Leonardo DiCaprio Isn’t Going To Let That Slippery Bitch Oscar Get Away This Time

October 21, 2015 / Posted by:

Legend has it that every single night, Leonardo DiCaprio takes the stage in the miniature recreation of the Dolby Theater in his backyard and pretends to accept the Best Actor Oscar before he dives onto a pile of gold-painted models where he laughs and then cries while thinking about how he may never get his hands around his very own little gold man. Basically, DiCatchAHo wants that Oscar about as bad as all of us wanted him to shave that bear pussy off of his face. Well, next year may finally be Leonardo’s year and the production company behind his newest movie is trying to make his OSCUH wet dreams come true.

The Wrap (via Lainey) says that Leo’s newest Oscar bait The Revenant will get a giant awards season push from New Regency. The movie, which was directed by Alejandro Gonzalez Inarritu, went way over budget and they’re spending more money on award show consultants, because they know that sometimes awards = MONAY.

One knowledgeable insider claimed that New Regency has hired “every awards consultant known to man” to strategize an Oscar campaign for “The Revenant” — evidence of the studio’s emphasis on awards prestige which have also been known to boost a film’s box office prospects.

The Revenant is coming out in limited-release in December so it can qualify for awards. And it looks like those awards consultants are already hard at work. No, they haven’t made Leo knock on the doors of academy voters and say, “Um, vote for me and I’ll suck yer dick.” They haven’t made him do that yet. But they are letting it be known how much he suffered for this role. In The Revenant, Leo plays a 19th century fur trapper who goes through some serious shit while out in the wild. Leo tells Yahoo that while making the movie, he slept in an animal’s dead body, almost froze to death and ate the raw organ of a bison.
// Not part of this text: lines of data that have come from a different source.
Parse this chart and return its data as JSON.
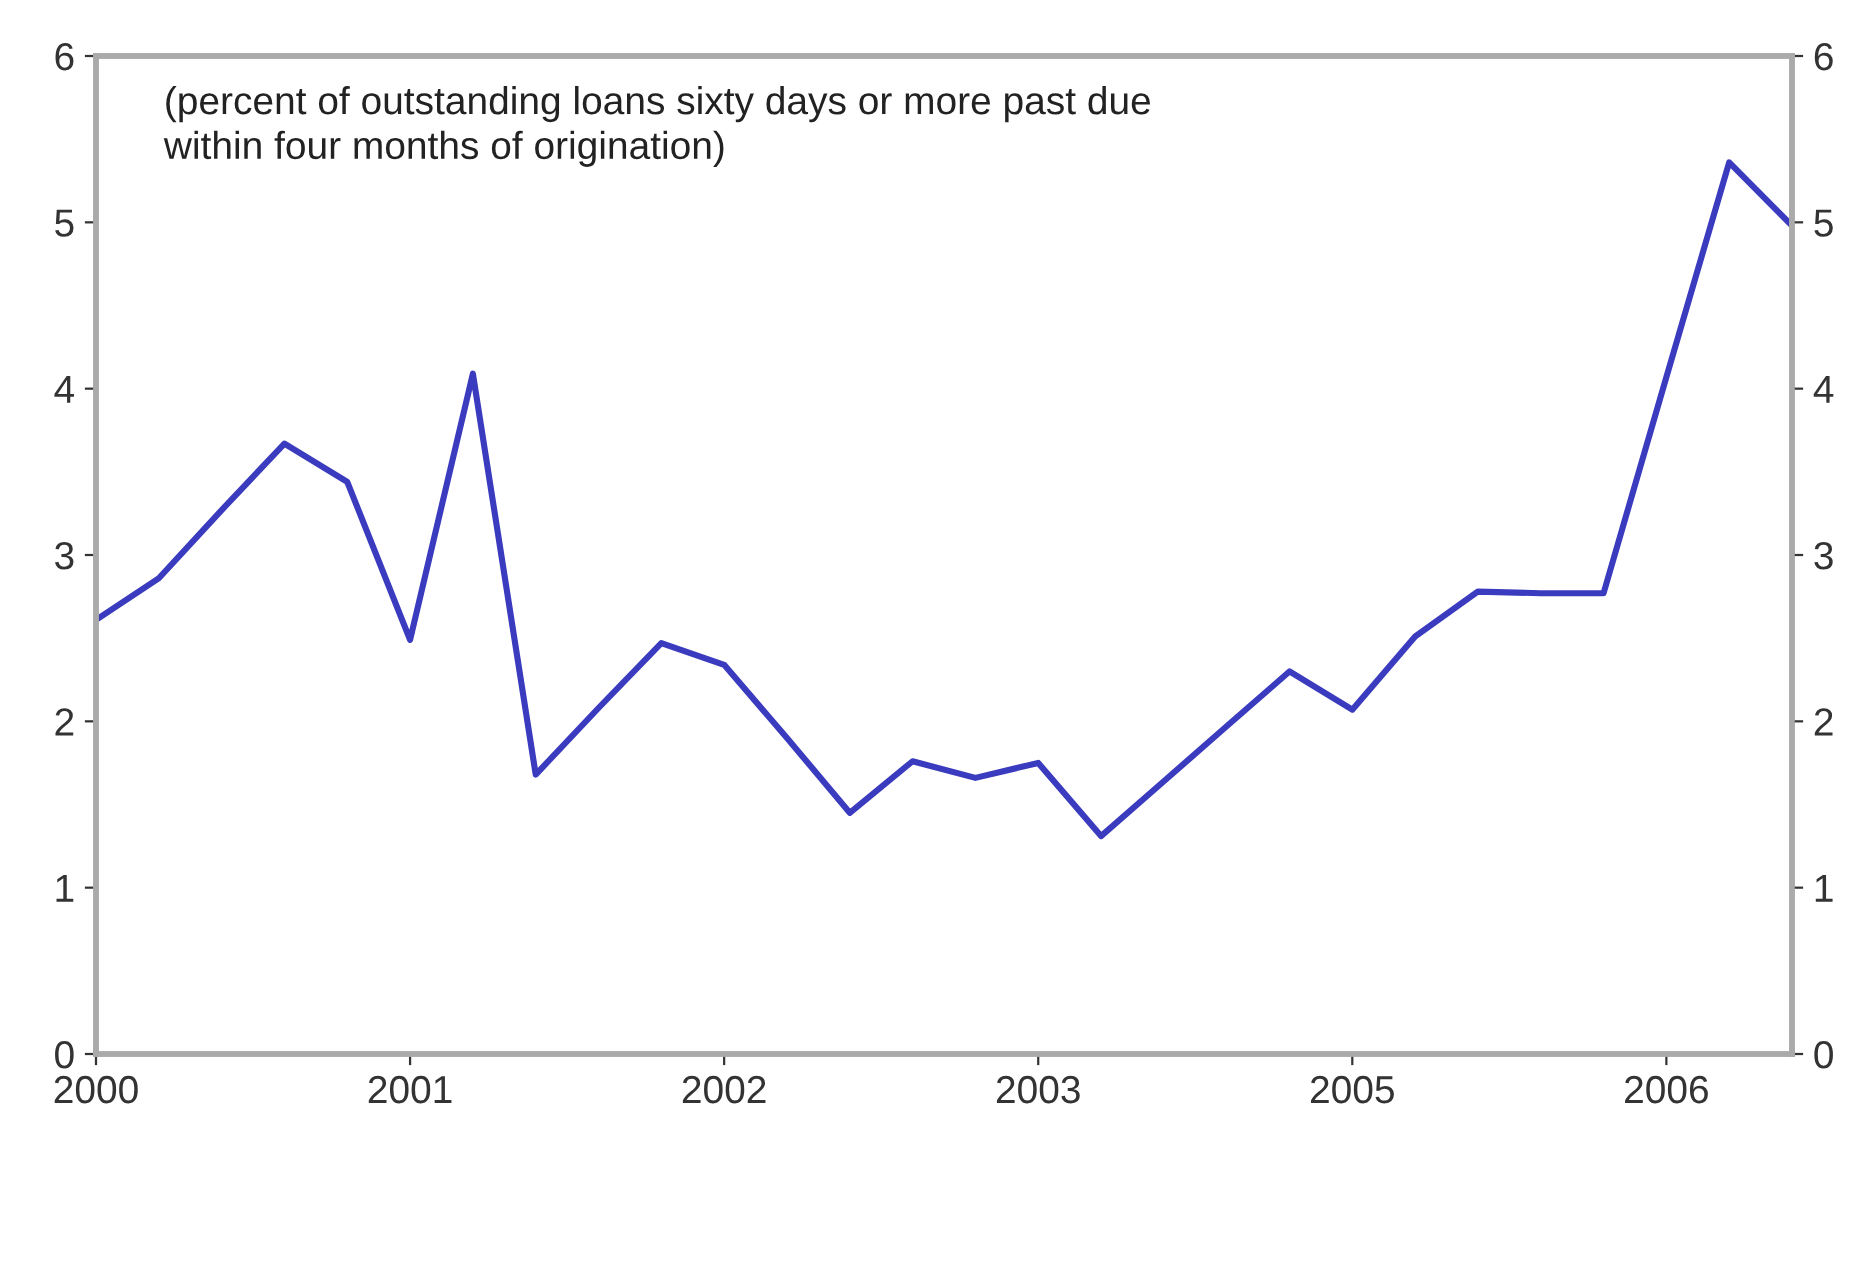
{
  "chart_data": {
    "type": "line",
    "categories": [
      "2000",
      null,
      null,
      null,
      null,
      "2001",
      null,
      null,
      null,
      null,
      "2002",
      null,
      null,
      null,
      null,
      "2003",
      null,
      null,
      null,
      null,
      "2005",
      null,
      null,
      null,
      null,
      "2006",
      null,
      null
    ],
    "series": [
      {
        "color": "#3b3bbf",
        "values": [
          2.61,
          2.86,
          3.27,
          3.67,
          3.44,
          2.49,
          4.09,
          1.68,
          2.08,
          2.47,
          2.34,
          1.9,
          1.45,
          1.76,
          1.66,
          1.75,
          1.31,
          1.64,
          1.97,
          2.3,
          2.07,
          2.51,
          2.78,
          2.77,
          2.77,
          4.07,
          5.36,
          4.98
        ]
      }
    ],
    "ylim": [
      0,
      6
    ],
    "yticks": [
      0,
      1,
      2,
      3,
      4,
      5,
      6
    ],
    "y2lim": [
      0,
      6
    ],
    "y2ticks": [
      0,
      1,
      2,
      3,
      4,
      5,
      6
    ],
    "annotations": [
      "(percent of outstanding loans sixty days or more past due\nwithin four months of origination)"
    ],
    "grid": false,
    "marker": "none",
    "line_style": "solid"
  }
}
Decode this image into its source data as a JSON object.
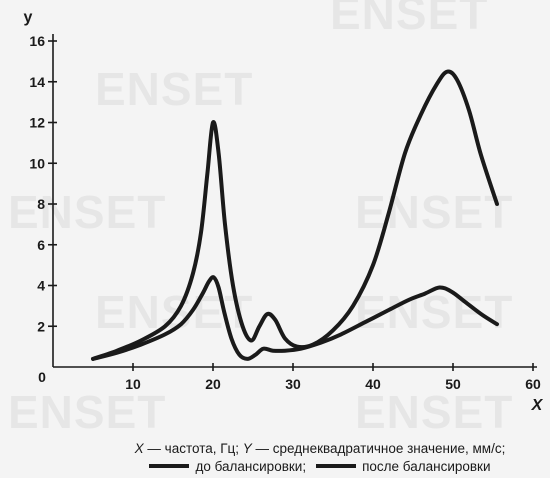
{
  "watermark": {
    "text": "ENSET"
  },
  "chart_data": {
    "type": "line",
    "title": "",
    "xlabel": "X",
    "ylabel": "y",
    "xlim": [
      0,
      60
    ],
    "ylim": [
      0,
      16
    ],
    "origin_label": "0",
    "x_ticks": [
      10,
      20,
      30,
      40,
      50,
      60
    ],
    "y_ticks": [
      2,
      4,
      6,
      8,
      10,
      12,
      14,
      16
    ],
    "grid": false,
    "legend_position": "bottom",
    "line_color": "#1a1a1a",
    "series": [
      {
        "name": "до балансировки",
        "x": [
          5,
          8,
          11,
          14,
          16,
          17.5,
          18.5,
          19.3,
          20,
          20.7,
          21.5,
          22.5,
          23.7,
          24.8,
          25.8,
          26.8,
          27.8,
          29,
          30.5,
          32.5,
          35,
          37.5,
          40,
          42,
          44,
          46,
          48,
          49.3,
          50.5,
          52,
          53.5,
          55.5
        ],
        "y": [
          0.4,
          0.8,
          1.3,
          2.0,
          3.0,
          4.6,
          6.6,
          9.5,
          12.0,
          10.5,
          7.0,
          4.0,
          2.0,
          1.3,
          2.0,
          2.6,
          2.3,
          1.4,
          1.0,
          1.1,
          1.8,
          3.0,
          5.0,
          7.6,
          10.5,
          12.4,
          13.9,
          14.5,
          14.1,
          12.6,
          10.4,
          8.0
        ]
      },
      {
        "name": "после балансировки",
        "x": [
          5,
          8,
          11,
          14,
          16,
          17.5,
          18.7,
          19.5,
          20.1,
          20.7,
          21.4,
          22.3,
          23.3,
          24.3,
          25.3,
          26.3,
          27.5,
          29,
          31,
          33.5,
          36,
          39,
          42,
          44.5,
          46.5,
          48.3,
          49.8,
          51.5,
          53.5,
          55.5
        ],
        "y": [
          0.4,
          0.7,
          1.1,
          1.6,
          2.1,
          2.8,
          3.6,
          4.2,
          4.4,
          3.9,
          2.7,
          1.4,
          0.6,
          0.4,
          0.6,
          0.9,
          0.8,
          0.8,
          0.9,
          1.2,
          1.6,
          2.2,
          2.8,
          3.3,
          3.6,
          3.9,
          3.7,
          3.2,
          2.6,
          2.1
        ]
      }
    ]
  },
  "caption": {
    "x_symbol": "X",
    "x_text": " — частота, Гц; ",
    "y_symbol": "Y",
    "y_text": " — среднеквадратичное значение, мм/с;",
    "legend_separator": ";"
  }
}
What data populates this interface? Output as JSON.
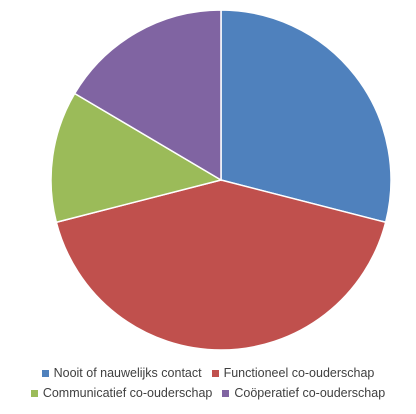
{
  "chart_data": {
    "type": "pie",
    "title": "",
    "slices": [
      {
        "label": "Nooit of nauwelijks contact",
        "value": 29.0,
        "color": "#4F81BD"
      },
      {
        "label": "Functioneel co-ouderschap",
        "value": 42.0,
        "color": "#C0504D"
      },
      {
        "label": "Communicatief co-ouderschap",
        "value": 12.5,
        "color": "#9BBB59"
      },
      {
        "label": "Coöperatief co-ouderschap",
        "value": 16.5,
        "color": "#8064A2"
      }
    ],
    "legend_position": "bottom",
    "start_angle": "12 o'clock",
    "direction": "clockwise"
  }
}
I can name 30 or 40 sequences that were some of the most difficult things I’ve ever had to do. Whether it’s going in and out of frozen rivers, or sleeping in animal carcasses, or what I ate on set. [I was] enduring freezing cold and possible hypothermia constantly.

I certainly don’t eat raw bison liver on a regular basis. When you see the movie, you’ll see my reaction to it, because Alejandro kept it in. It says it all. It was an instinctive reaction.

Leonardo’s going to have to bring it harder than that if he wants to go from Oscar bridesmaid to Oscar bride. So, he slept in a carcass and ate raw animal organs. BIG DEAL! Famous types have done all that and more on Bear Grylls’ show. Hopefully in future interviews to push this movie, he’ll really convince us that he endured a lot by telling us that he only left the set ONCE to fly to the Mediterranean to frolic on a yacht with a bunch of naked models. Now that is real suffering!